Since 1989, however, the mountain water district has grown, consolidating with the former Citizens Utilities of Felton and Lompico Water District — which respectively faced 40 main breaks and the loss of half its storage tanks plus dozens of burst water mains. Rogers said plans are in progress to make significant capital improvements in the Lompico area, such as replacing facilities, installing more generators and moving a majority of its water storage to higher elevations so as to more heavily use gravity, rather than electricity, to reach customers.

Practice Run

Last week’s scheduled Pacific Gas & Electric Co. power outage, affecting some customers in San Lorenzo Valley Water District for as long as 50 hours, served as the latest emergency test run for many agencies countywide, officials said. Efforts to warn customers to cut back on water use during disasters paid off during the outage, Rogers said, with a 50% customer water use reduction. Similarly, Scotts Valley Water District saw water usage drop Thursday and in Soquel Creek Water District, water production decreased by 40% Thursday, officials said.

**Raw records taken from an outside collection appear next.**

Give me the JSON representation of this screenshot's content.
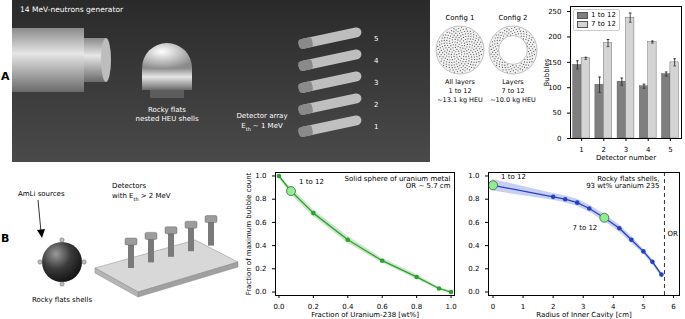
{
  "figure": {
    "panel_labels": [
      "A",
      "B"
    ],
    "photo_A": {
      "generator": "14 MeV-neutrons generator",
      "shells": [
        "Rocky flats",
        "nested HEU shells"
      ],
      "detector_array": {
        "text": "Detector array",
        "symbol": "E",
        "subscript": "th",
        "threshold": "~ 1 MeV"
      },
      "detector_numbers": [
        "5",
        "4",
        "3",
        "2",
        "1"
      ]
    },
    "configs": [
      {
        "name": "Config 1",
        "lines": [
          "All layers",
          "1 to 12",
          "~13.1 kg HEU"
        ],
        "shape": "solid"
      },
      {
        "name": "Config 2",
        "lines": [
          "Layers",
          "7 to 12",
          "~10.0 kg HEU"
        ],
        "shape": "shell"
      }
    ],
    "setup_B": {
      "sources": "AmLi sources",
      "shells": "Rocky flats shells",
      "detectors": {
        "text": "Detectors",
        "prefix": "with ",
        "symbol": "E",
        "subscript": "th",
        "threshold": "> 2 MeV"
      }
    }
  },
  "chart_data": [
    {
      "type": "bar",
      "x": [
        1,
        2,
        3,
        4,
        5
      ],
      "xlim": [
        0.5,
        5.5
      ],
      "xticks": [
        1,
        2,
        3,
        4,
        5
      ],
      "x_label": "Detector number",
      "y_label": "Bubbles",
      "ylim": [
        0,
        260
      ],
      "yticks": [
        0,
        50,
        100,
        150,
        200,
        250
      ],
      "legend": "top-left",
      "series": [
        {
          "name": "1 to 12",
          "color": "#7f7f7f",
          "values": [
            145,
            106,
            112,
            103,
            127
          ],
          "errors": [
            8,
            15,
            7,
            4,
            4
          ]
        },
        {
          "name": "7 to 12",
          "color": "#d4d4d4",
          "values": [
            158,
            188,
            238,
            190,
            150
          ],
          "errors": [
            2,
            7,
            9,
            2,
            7
          ]
        }
      ]
    },
    {
      "type": "line",
      "x_label": "Fraction of Uranium-238 [wt%]",
      "y_label": "Fraction of maximum bubble count",
      "x": [
        0,
        0.07,
        0.2,
        0.4,
        0.6,
        0.8,
        0.93,
        1.0
      ],
      "values": [
        1.0,
        0.87,
        0.68,
        0.45,
        0.27,
        0.13,
        0.03,
        0.0
      ],
      "band_lower": [
        0.98,
        0.84,
        0.65,
        0.42,
        0.25,
        0.11,
        0.02,
        0.0
      ],
      "band_upper": [
        1.0,
        0.9,
        0.71,
        0.48,
        0.29,
        0.15,
        0.04,
        0.01
      ],
      "color": "#2ca02c",
      "marker": "circle",
      "line_style": "solid",
      "xlim": [
        -0.02,
        1.02
      ],
      "xticks": [
        {
          "value": 0,
          "label": "0.0"
        },
        {
          "value": 0.2,
          "label": "0.2"
        },
        {
          "value": 0.4,
          "label": "0.4"
        },
        {
          "value": 0.6,
          "label": "0.6"
        },
        {
          "value": 0.8,
          "label": "0.8"
        },
        {
          "value": 1,
          "label": "1.0"
        }
      ],
      "ylim": [
        -0.03,
        1.03
      ],
      "yticks": [
        {
          "value": 0,
          "label": "0.0"
        },
        {
          "value": 0.2,
          "label": "0.2"
        },
        {
          "value": 0.4,
          "label": "0.4"
        },
        {
          "value": 0.6,
          "label": "0.6"
        },
        {
          "value": 0.8,
          "label": "0.8"
        },
        {
          "value": 1,
          "label": "1.0"
        }
      ],
      "text_box": [
        "Solid sphere of uranium metal",
        "OR ~ 5.7 cm"
      ],
      "annotations": [
        {
          "text": "1 to 12",
          "x": 0.07,
          "y": 0.87,
          "color": "#90ee90"
        }
      ]
    },
    {
      "type": "line",
      "x_label": "Radius of Inner Cavity [cm]",
      "x": [
        0,
        2.0,
        2.4,
        2.8,
        3.2,
        3.7,
        4.2,
        4.6,
        5.0,
        5.3,
        5.6
      ],
      "values": [
        0.92,
        0.82,
        0.8,
        0.77,
        0.72,
        0.64,
        0.55,
        0.45,
        0.35,
        0.26,
        0.15
      ],
      "band_lower": [
        0.87,
        0.79,
        0.77,
        0.74,
        0.69,
        0.61,
        0.52,
        0.42,
        0.33,
        0.24,
        0.13
      ],
      "band_upper": [
        0.97,
        0.85,
        0.83,
        0.8,
        0.75,
        0.67,
        0.58,
        0.48,
        0.37,
        0.28,
        0.17
      ],
      "color": "#2340c8",
      "marker": "circle",
      "line_style": "solid",
      "xlim": [
        -0.15,
        6.2
      ],
      "xticks": [
        0,
        1,
        2,
        3,
        4,
        5,
        6
      ],
      "ylim": [
        -0.03,
        1.03
      ],
      "yticks": [
        {
          "value": 0,
          "label": "0.0"
        },
        {
          "value": 0.2,
          "label": "0.2"
        },
        {
          "value": 0.4,
          "label": "0.4"
        },
        {
          "value": 0.6,
          "label": "0.6"
        },
        {
          "value": 0.8,
          "label": "0.8"
        },
        {
          "value": 1,
          "label": "1.0"
        }
      ],
      "text_box": [
        "Rocky flats shells,",
        "93 wt% uranium 235"
      ],
      "annotations": [
        {
          "text": "1 to 12",
          "x": 0,
          "y": 0.92,
          "color": "#90ee90"
        },
        {
          "text": "7 to 12",
          "x": 3.7,
          "y": 0.64,
          "color": "#90ee90"
        }
      ],
      "reference_line": {
        "x": 5.7,
        "label": "OR",
        "line_style": "dashed"
      }
    }
  ]
}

“Living in the San Lorenzo Valley, you’re used to power outages, you’re used to the earthquakes, you’re used to flooding. We already had a pretty good operational plan,” Rogers said. “But we took extra precautions with PG&E’s warning because it was going to be districtwide.”

Working Together

Scotts Valley Water District fared better than most of its county peers, with one main break and minor damage to one tank, about a $17,400 repair bill. Even so, said General Manager Piret Harmon, Santa Cruz County, Calif., water agencies have learned much in the intervening decades.

“As you know, we are on our own,” Harmon said. “We get zero state and federal imported water, so whatever is local is local and the more we can work together across jurisdictional boundaries, the better off we are and are going to be.”

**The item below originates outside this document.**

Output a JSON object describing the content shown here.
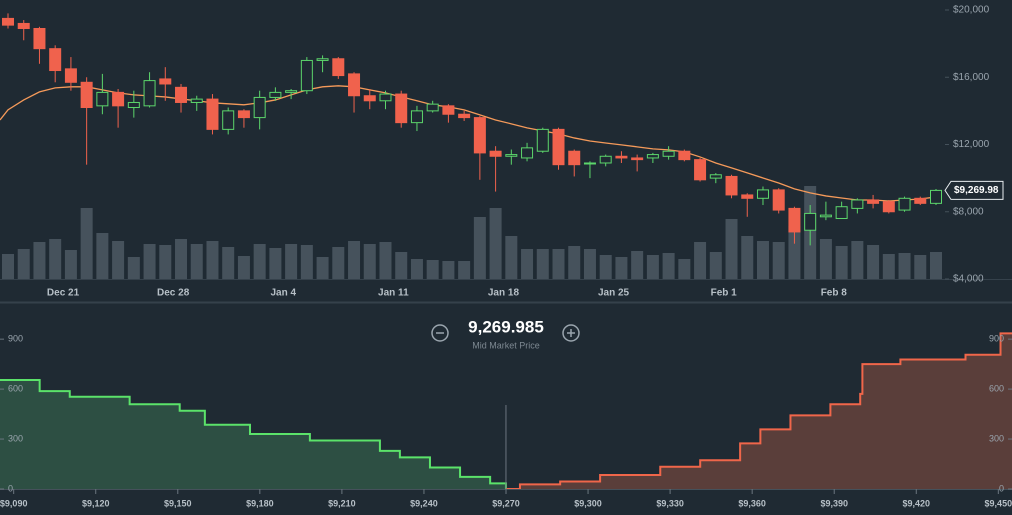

To that end, water pipeline interties between water districts have been built so that agencies can offer each other mutual aid in times of need. Most recently, Scotts Valley connected to San Lorenzo Valley Water District, and last year Soquel Creek Water District and the City of Santa Cruz began actively transferring water for a pilot program and in times of emergency. Soquel Creek also has one-way ties to supply small districts Trout Gulch and Pure Source with water as needed. Scotts Valley and Soquel Creek are investigating developing recycled drinking water plants and Scotts Valley already does so for irrigation purposes. Santa Cruz is in the midst of testing efforts to inject water into underground aquifers in hopes of retrieving the supply later, as needed.

©2019 the Santa Cruz Sentinel (Scotts Valley, Calif.). Distributed by Tribune Content Agency, LLC.